Linearity was evaluated by using a matrix-based calibration standard. This was established by preparing seven known concentrations of formaldehyde spiked on the homogenized control fish sample. Seven concentrations were obtained from a prepared stock solution of 400 mg/L formaldehyde. The range of concentrations included the Lower limit of quantification (LLOQ) and the upper limit of quantification (ULOQ). Three injections were made at each concentration. For acceptance, the coefficient of variation (CV) of at least four concentrations should have not deviated by more than 15% except at the LLOQ which should have not deviated by more than 20%.
Precision
Inter –Day precision was carried out using six determinations per concentration. Three concentrations of Quality Control samples (QCs) were used and included the lowest concentration which was three times the LLOQ (7.5 mg/L). The others were the mid-range concentration which corresponded to 50% of the ULOQ (45 mg/L) and the highest concentration which corresponded to 75% of the ULOQ (68 mg/L). The acceptance criterion was the coefficient of variation not to exceed 15% at each concentration.
Accuracy
The accuracy of the method was established by determining the mean recovery of three spiked concentrations of formaldehyde in a homogenized control sample. Similar concentration levels were used for the precision above, and six determinations were carried out per concentration. For acceptance, the mean value had to be within 15% of the nominal value.

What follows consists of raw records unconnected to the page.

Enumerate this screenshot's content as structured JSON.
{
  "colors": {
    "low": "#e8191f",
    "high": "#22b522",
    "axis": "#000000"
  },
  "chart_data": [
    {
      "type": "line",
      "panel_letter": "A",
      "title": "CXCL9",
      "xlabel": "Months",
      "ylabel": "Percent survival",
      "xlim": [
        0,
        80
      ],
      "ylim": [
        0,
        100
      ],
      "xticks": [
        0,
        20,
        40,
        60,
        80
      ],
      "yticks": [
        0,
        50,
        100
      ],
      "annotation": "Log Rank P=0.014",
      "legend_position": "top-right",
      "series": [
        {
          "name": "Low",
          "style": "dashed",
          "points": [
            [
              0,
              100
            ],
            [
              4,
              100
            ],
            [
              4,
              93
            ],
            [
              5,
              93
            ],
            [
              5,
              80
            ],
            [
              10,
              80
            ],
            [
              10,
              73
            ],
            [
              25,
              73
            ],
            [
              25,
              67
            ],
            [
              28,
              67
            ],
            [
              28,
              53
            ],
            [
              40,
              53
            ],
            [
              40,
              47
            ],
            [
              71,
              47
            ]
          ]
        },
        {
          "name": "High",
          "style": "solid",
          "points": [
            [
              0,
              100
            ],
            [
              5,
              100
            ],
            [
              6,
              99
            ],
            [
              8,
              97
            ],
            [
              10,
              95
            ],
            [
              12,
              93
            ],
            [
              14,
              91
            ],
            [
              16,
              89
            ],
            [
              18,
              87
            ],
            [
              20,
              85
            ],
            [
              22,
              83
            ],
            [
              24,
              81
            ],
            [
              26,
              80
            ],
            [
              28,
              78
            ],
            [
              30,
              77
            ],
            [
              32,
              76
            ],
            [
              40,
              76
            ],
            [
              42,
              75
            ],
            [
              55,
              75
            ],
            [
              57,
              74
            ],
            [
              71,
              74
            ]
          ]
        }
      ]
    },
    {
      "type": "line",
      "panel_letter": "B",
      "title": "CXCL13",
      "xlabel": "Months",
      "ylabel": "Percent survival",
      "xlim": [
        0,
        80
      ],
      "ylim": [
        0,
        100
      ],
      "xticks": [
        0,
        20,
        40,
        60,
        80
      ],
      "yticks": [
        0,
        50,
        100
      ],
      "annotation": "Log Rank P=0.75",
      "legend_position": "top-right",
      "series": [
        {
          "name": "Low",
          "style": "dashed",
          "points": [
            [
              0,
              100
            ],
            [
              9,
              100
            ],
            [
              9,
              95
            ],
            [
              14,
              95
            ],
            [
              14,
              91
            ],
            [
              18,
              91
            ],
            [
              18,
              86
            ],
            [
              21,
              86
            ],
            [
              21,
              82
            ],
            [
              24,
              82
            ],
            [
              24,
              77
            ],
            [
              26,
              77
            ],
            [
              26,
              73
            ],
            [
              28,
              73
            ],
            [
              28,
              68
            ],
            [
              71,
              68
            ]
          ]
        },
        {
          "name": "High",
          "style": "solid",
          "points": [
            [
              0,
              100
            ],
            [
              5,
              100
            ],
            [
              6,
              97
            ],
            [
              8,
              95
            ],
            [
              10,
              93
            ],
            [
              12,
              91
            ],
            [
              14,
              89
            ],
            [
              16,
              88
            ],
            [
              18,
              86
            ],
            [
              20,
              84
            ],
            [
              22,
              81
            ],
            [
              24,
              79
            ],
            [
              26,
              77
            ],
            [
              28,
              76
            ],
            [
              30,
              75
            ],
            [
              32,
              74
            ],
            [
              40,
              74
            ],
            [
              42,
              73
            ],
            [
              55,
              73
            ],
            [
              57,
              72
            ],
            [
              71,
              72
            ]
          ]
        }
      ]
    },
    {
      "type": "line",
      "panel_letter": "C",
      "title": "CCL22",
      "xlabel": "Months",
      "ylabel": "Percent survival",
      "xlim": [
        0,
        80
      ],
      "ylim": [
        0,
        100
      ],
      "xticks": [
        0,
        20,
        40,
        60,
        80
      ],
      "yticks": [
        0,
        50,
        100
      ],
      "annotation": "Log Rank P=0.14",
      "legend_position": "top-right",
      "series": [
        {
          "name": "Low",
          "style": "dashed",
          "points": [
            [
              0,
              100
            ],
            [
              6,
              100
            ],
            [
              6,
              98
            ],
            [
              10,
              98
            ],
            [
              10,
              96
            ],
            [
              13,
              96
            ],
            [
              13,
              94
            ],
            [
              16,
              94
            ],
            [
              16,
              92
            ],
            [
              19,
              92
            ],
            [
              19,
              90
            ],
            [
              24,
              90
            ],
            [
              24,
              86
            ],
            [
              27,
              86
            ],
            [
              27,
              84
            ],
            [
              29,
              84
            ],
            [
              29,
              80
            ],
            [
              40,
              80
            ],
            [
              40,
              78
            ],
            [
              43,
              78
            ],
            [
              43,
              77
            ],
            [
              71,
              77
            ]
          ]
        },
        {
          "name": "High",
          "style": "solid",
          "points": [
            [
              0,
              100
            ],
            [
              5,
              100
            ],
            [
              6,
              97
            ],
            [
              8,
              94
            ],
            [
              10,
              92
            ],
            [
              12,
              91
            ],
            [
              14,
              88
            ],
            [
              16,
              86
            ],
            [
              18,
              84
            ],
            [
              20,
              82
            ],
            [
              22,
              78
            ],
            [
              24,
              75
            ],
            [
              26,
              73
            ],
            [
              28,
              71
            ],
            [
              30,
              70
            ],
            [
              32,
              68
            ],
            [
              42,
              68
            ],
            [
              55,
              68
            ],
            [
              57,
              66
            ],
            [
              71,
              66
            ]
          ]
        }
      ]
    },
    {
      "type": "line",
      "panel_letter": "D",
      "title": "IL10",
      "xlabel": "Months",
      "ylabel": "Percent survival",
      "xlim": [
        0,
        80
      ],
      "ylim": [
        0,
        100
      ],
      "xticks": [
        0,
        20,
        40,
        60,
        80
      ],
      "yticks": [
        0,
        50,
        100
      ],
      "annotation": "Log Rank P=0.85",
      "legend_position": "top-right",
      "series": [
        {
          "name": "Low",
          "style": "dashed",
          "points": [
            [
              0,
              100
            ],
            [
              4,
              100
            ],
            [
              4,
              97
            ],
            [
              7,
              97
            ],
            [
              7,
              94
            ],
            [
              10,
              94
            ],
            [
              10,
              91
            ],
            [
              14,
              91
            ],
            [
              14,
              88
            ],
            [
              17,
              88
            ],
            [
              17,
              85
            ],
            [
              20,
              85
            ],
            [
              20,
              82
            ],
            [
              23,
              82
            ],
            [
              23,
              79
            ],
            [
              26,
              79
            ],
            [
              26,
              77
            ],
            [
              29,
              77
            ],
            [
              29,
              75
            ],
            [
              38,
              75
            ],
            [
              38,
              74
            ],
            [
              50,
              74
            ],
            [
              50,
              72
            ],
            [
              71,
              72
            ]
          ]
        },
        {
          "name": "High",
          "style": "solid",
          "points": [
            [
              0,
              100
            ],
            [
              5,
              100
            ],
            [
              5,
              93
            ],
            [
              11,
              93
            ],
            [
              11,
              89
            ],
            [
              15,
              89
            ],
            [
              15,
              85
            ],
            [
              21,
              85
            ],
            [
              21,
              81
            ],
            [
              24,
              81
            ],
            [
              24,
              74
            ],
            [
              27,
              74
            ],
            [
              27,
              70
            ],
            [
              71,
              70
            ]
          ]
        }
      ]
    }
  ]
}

Limit of detection and limit of quantification
From the matrix-based calibration curve, the slope and peak area was used to obtain the limit of detection and the limit of quantitation.
Statistical Analyses
Analysis of Variance (ANOVA) of formaldehyde in mackerel based on the sources, followed by Tukey’s Honest Significance test, were computed using the Statistical Package for Social Sciences (IBM SPSS Statistics 20).